Paramount Skydance is set to take over Warner Bros. Discovery is not taking a loan from a big American bank, but is going to the Persian Gulf to raise the money. According to the Wall Street Journal, three sovereign funds from Saudi Arabia, Qatar and Abu Dhabi have pledged nearly $24 billion in fresh capital to help finance the roughly $110 billion deal, including debt. It's one of the largest deals ever bought by the region's sovereign funds in Hollywood, and a move that immediately sparked a political backlash in the US.

For David Ellison, the head of Paramount Skydance and son of Oracle co-founder Larry Ellison, this solves the fundamental problem with the whole deal: a company with a market capitalisation of around $12bn is buying a business valued at more than $110bn including debt, in a package that includes an obligation to pay Netflix $2.8bn in severance for the cancellation of a previous deal. Without a massive injection of outside capital, it simply wouldn't have worked.

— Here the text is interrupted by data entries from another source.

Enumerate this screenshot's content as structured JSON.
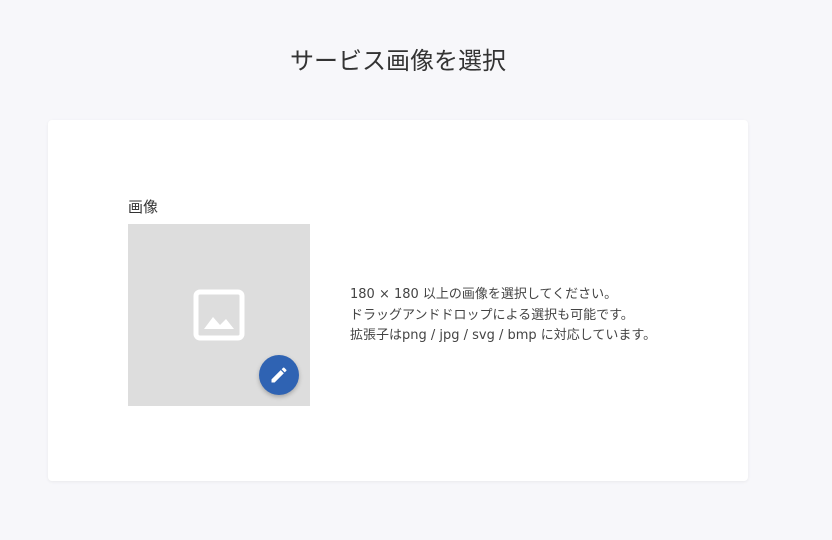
{
  "page": {
    "title": "サービス画像を選択"
  },
  "image_field": {
    "label": "画像",
    "placeholder_icon": "image-placeholder-icon",
    "edit_icon": "pencil-icon",
    "edit_button_color": "#2f63b3",
    "hints": [
      "180 × 180 以上の画像を選択してください。",
      "ドラッグアンドドロップによる選択も可能です。",
      "拡張子はpng / jpg / svg / bmp に対応しています。"
    ]
  },
  "colors": {
    "background": "#f7f7fa",
    "card": "#ffffff",
    "placeholder": "#dddddd"
  }
}
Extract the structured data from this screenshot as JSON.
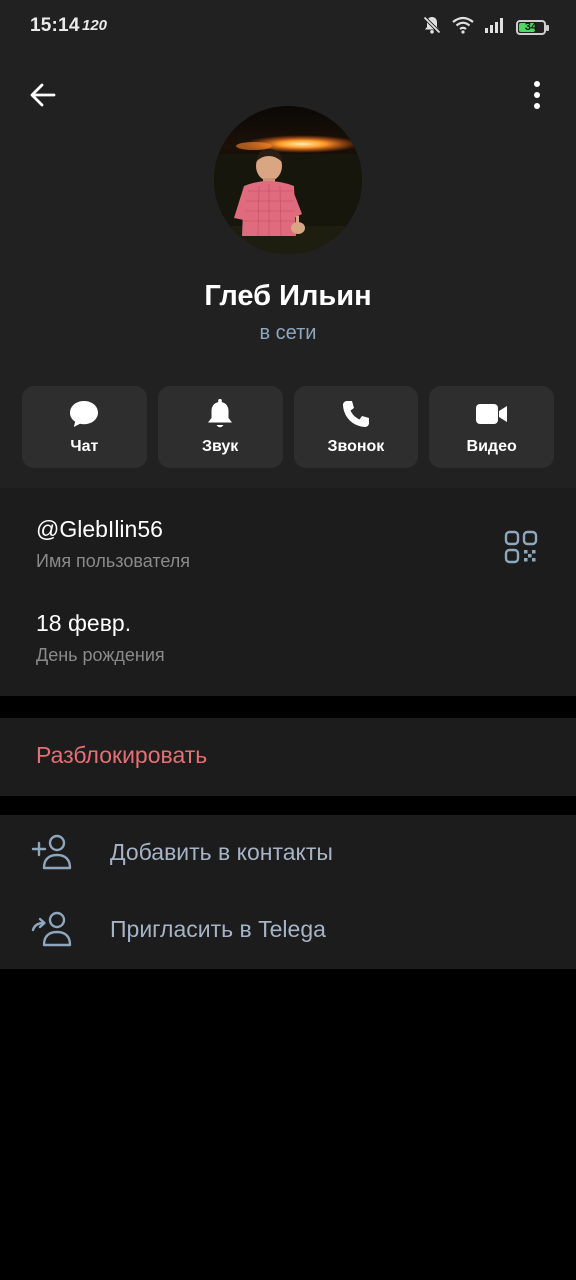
{
  "status_bar": {
    "time": "15:14",
    "refresh_rate": "120",
    "battery": "34"
  },
  "profile": {
    "name": "Глеб Ильин",
    "status": "в сети"
  },
  "actions": [
    {
      "label": "Чат",
      "icon": "chat-icon"
    },
    {
      "label": "Звук",
      "icon": "bell-icon"
    },
    {
      "label": "Звонок",
      "icon": "phone-icon"
    },
    {
      "label": "Видео",
      "icon": "video-icon"
    }
  ],
  "info": {
    "username": "@GlebIlin56",
    "username_label": "Имя пользователя",
    "birthday": "18 февр.",
    "birthday_label": "День рождения"
  },
  "unblock": {
    "label": "Разблокировать"
  },
  "contacts": {
    "add_label": "Добавить в контакты",
    "invite_label": "Пригласить в Telega"
  },
  "colors": {
    "header_bg": "#212121",
    "section_bg": "#1c1c1c",
    "status_text": "#8fa7be",
    "danger": "#e56f74",
    "link": "#a6b3c6"
  }
}
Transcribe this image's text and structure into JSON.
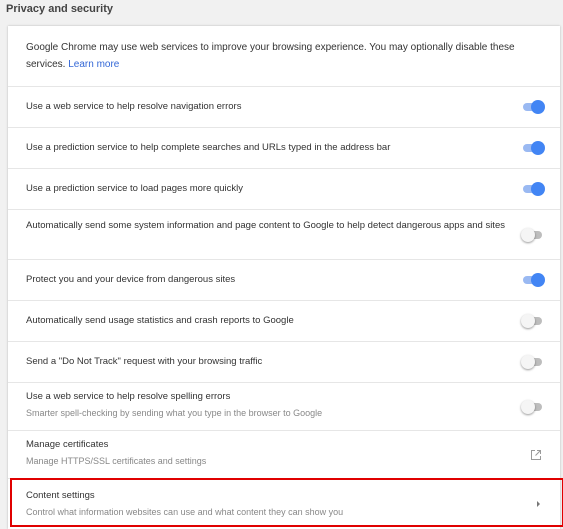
{
  "section": {
    "title": "Privacy and security"
  },
  "intro": {
    "text": "Google Chrome may use web services to improve your browsing experience. You may optionally disable these services.",
    "link": "Learn more"
  },
  "settings": [
    {
      "label": "Use a web service to help resolve navigation errors",
      "enabled": true
    },
    {
      "label": "Use a prediction service to help complete searches and URLs typed in the address bar",
      "enabled": true
    },
    {
      "label": "Use a prediction service to load pages more quickly",
      "enabled": true
    },
    {
      "label": "Automatically send some system information and page content to Google to help detect dangerous apps and sites",
      "enabled": false
    },
    {
      "label": "Protect you and your device from dangerous sites",
      "enabled": true
    },
    {
      "label": "Automatically send usage statistics and crash reports to Google",
      "enabled": false
    },
    {
      "label": "Send a \"Do Not Track\" request with your browsing traffic",
      "enabled": false
    },
    {
      "label": "Use a web service to help resolve spelling errors",
      "sub": "Smarter spell-checking by sending what you type in the browser to Google",
      "enabled": false
    }
  ],
  "manage_certificates": {
    "label": "Manage certificates",
    "sub": "Manage HTTPS/SSL certificates and settings",
    "icon": "external-link-icon"
  },
  "content_settings": {
    "label": "Content settings",
    "sub": "Control what information websites can use and what content they can show you",
    "icon": "chevron-right-icon"
  },
  "colors": {
    "accent": "#4285f4",
    "highlight": "#e00000"
  }
}
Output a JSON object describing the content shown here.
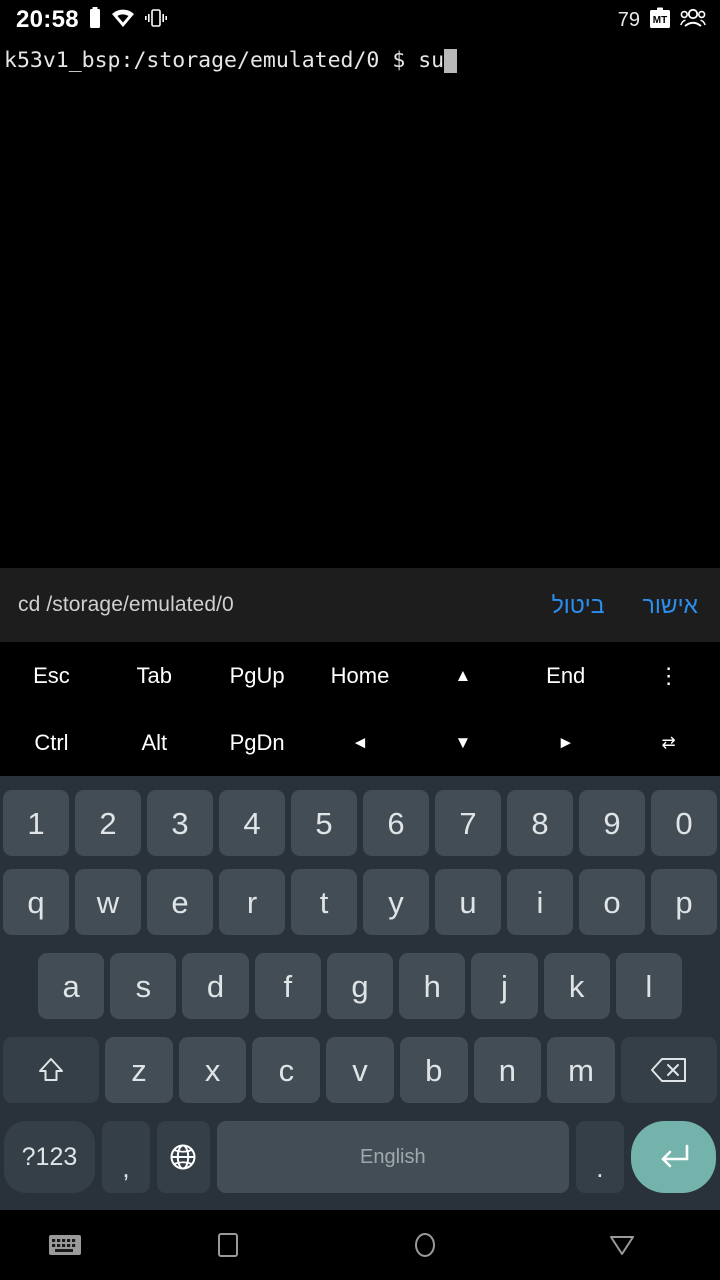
{
  "status_bar": {
    "time": "20:58",
    "battery_level": "79",
    "icons": [
      "battery-icon",
      "wifi-icon",
      "vibrate-icon",
      "mt-badge-icon",
      "people-icon"
    ]
  },
  "terminal": {
    "prompt": "k53v1_bsp:/storage/emulated/0 $ ",
    "command": "su",
    "text_color": "#e6e6e6",
    "background": "#000000"
  },
  "suggestion_bar": {
    "clip_text": "cd /storage/emulated/0",
    "cancel_label": "ביטול",
    "confirm_label": "אישור",
    "link_color": "#2a8ff0",
    "background": "#1d1d1d"
  },
  "extra_keys": {
    "row1": [
      "Esc",
      "Tab",
      "PgUp",
      "Home",
      "▲",
      "End",
      "⋮"
    ],
    "row2": [
      "Ctrl",
      "Alt",
      "PgDn",
      "◄",
      "▼",
      "►",
      "⇄"
    ]
  },
  "keyboard": {
    "background": "#29323a",
    "key_color": "#434d55",
    "key_dark_color": "#353f47",
    "enter_color": "#73b3ab",
    "number_row": [
      "1",
      "2",
      "3",
      "4",
      "5",
      "6",
      "7",
      "8",
      "9",
      "0"
    ],
    "qwerty_row": [
      "q",
      "w",
      "e",
      "r",
      "t",
      "y",
      "u",
      "i",
      "o",
      "p"
    ],
    "asdf_row": [
      "a",
      "s",
      "d",
      "f",
      "g",
      "h",
      "j",
      "k",
      "l"
    ],
    "zxcv_row": [
      "z",
      "x",
      "c",
      "v",
      "b",
      "n",
      "m"
    ],
    "shift_label": "shift-icon",
    "backspace_label": "backspace-icon",
    "symbols_label": "?123",
    "comma_label": ",",
    "globe_label": "globe-icon",
    "space_label": "English",
    "period_label": ".",
    "enter_label": "enter-icon"
  },
  "nav_bar": {
    "items": [
      "keyboard-icon",
      "recents-icon",
      "home-icon",
      "back-icon"
    ]
  }
}
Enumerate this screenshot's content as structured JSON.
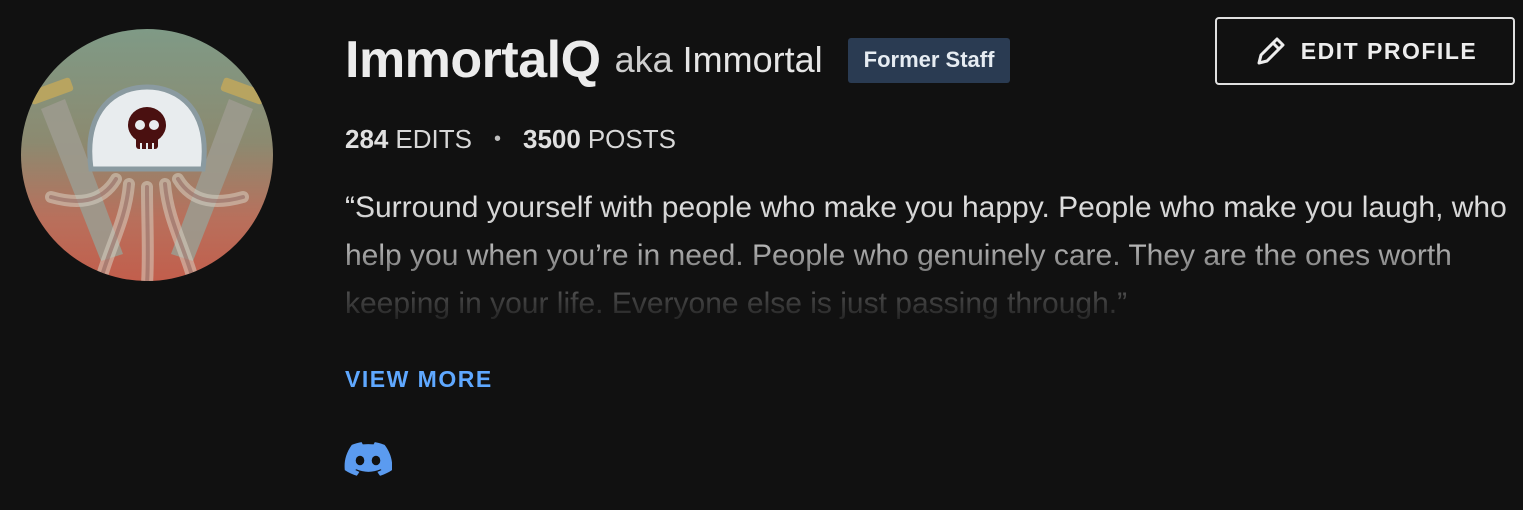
{
  "profile": {
    "username": "ImmortalQ",
    "aka_word": "aka",
    "aka_name": "Immortal",
    "badge": "Former Staff",
    "edit_button": "EDIT PROFILE",
    "stats": {
      "edits_count": "284",
      "edits_label": "EDITS",
      "separator": "•",
      "posts_count": "3500",
      "posts_label": "POSTS"
    },
    "bio": "“Surround yourself with people who make you happy. People who make you laugh, who help you when you’re in need. People who genuinely care. They are the ones worth keeping in your life. Everyone else is just passing through.”",
    "view_more": "VIEW MORE",
    "social": {
      "discord_icon": "discord-icon"
    },
    "avatar_icon": "jellyfish-skull-avatar"
  },
  "colors": {
    "background": "#111111",
    "badge_bg": "#2a3b52",
    "link": "#5fa8ff",
    "discord": "#5b9bf0"
  }
}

How the Gulf money is put together
According to leaks so far, the structure is supposed to look like this: the Saudi Public Investment Fund (PIF) will supply about $10 billion, the Qatar Investment Authority and the Abu Dhabi entity L'imad Holding the remaining roughly $14 billion. This money will be added to the equity of Ellison and RedBird Capital and debt financing from banks and private-equity partners such as Apollo Global Management.
Crucially, the Arab funds are to be formally non-principal. As structured, they enter with no voting rights, no board seats and no direct control over the combined firm. This structure has two functions:
reassure regulators that this is not about "selling CNN to the Saudis" or about direct control of the media house
and to allow the funds to share in the proceeds of a potentially very profitable consolidation of global media brands
Paramount therefore argues that the transaction should not come under the sharp scrutiny of the Committee on Foreign Investment(CFIUS) because foreign capital does not receive corporate control.
The political reaction: money yes, influence no - really?

Seven Democratic senators, led by Cory Booker, have already sent a letter to the FCC chairman expressing "deep concern" that billions of dollars from PIF, QIA and Abu Dhabi investors are helping to fund the takeover of Warner Bros. Discovery $WBD, including such brands as CNN and HBO.
Their argument is twofold:
Even without formal voting rights, there is room for some power - through joint projects, content financing, future investments
and the combination of capital from the Middle East region and from China (for example, through Tencent for other media assets) creates complex, sometimes competitive relationships that deserve more than a "superficial review"
The Senators therefore call for a thorough examination of whether such structured participation increases the risk that foreign governments may be indirectly involved in influencing editorial decisions and business priorities in sensitive areas - for example, just for CNN's news coverage or content licensing for markets where they have political interests.
As a result, even if the legal structure formally envisages 'money without a voice', the regulatory and political level may not agree. The FCC, DOJ, and potentially CFIUS will be under pressure to look at the scheme not only from an antitrust perspective, but also from a national security perspective.
Regulatory hurdles and timeline
The DOJ has already begun issuing subpoenas as part of its antitrust review of the transaction. That's standard for a deal of this size, but it suggests that everything won't just run on a fast track. Antitrust experts don't expect a ban yet - the combination of Paramount and WBD will indeed create a very strong player, but the market is still fragmented (Netflix $NFLX, Disney $DIS, Amazon $AMZN, Comcast $CMCSA, others).
Still, it's to be expected:
A long approval process
possible conditions (sale of some assets, commitments to continue open licensing of content, etc.)
the involvement of European and Canadian regulators, who have already begun informally gathering input
Time is running out: the deal provides for a "ticking fee" - if the deal does not close by September 30, 2026, WBD shareholders will start collecting $0.25 per share for each additional quarter of waiting, which means a total of about $650 million per quarter extra for the buying party. Paramount thus faces a double whammy: convincing regulators and getting it done in time so the deal doesn't start eating into its own costs.
Why Paramount is doing this in the first place - and what the GCC investors are doing about it
From Paramount's perspective, the motivation is clear: to acquire Warner Bros. movie studios, the HBO and Max brands, CNN news and other assets in a single transaction and create a media group that can match Netflix or Disney in size and catalog. In an environment where streaming services are under margin pressure and where the price of talent and sports rights is rising, consolidating the library and brands makes strategic sense.
For Gulf funds, it is in turn part of a broader strategy to diversify the economy beyond oil and buy the global brands they bring:
long-term cash flow from content, licensing and rights
the opportunity to develop their own film and entertainment projects at home (studios, festivals, production)
a reputation as a player who co-determines what the world watches
Just because they don't formally have voting rights doesn't mean they won't have a voice at the table when it comes to major co-productions, filming in the region or strategic investments.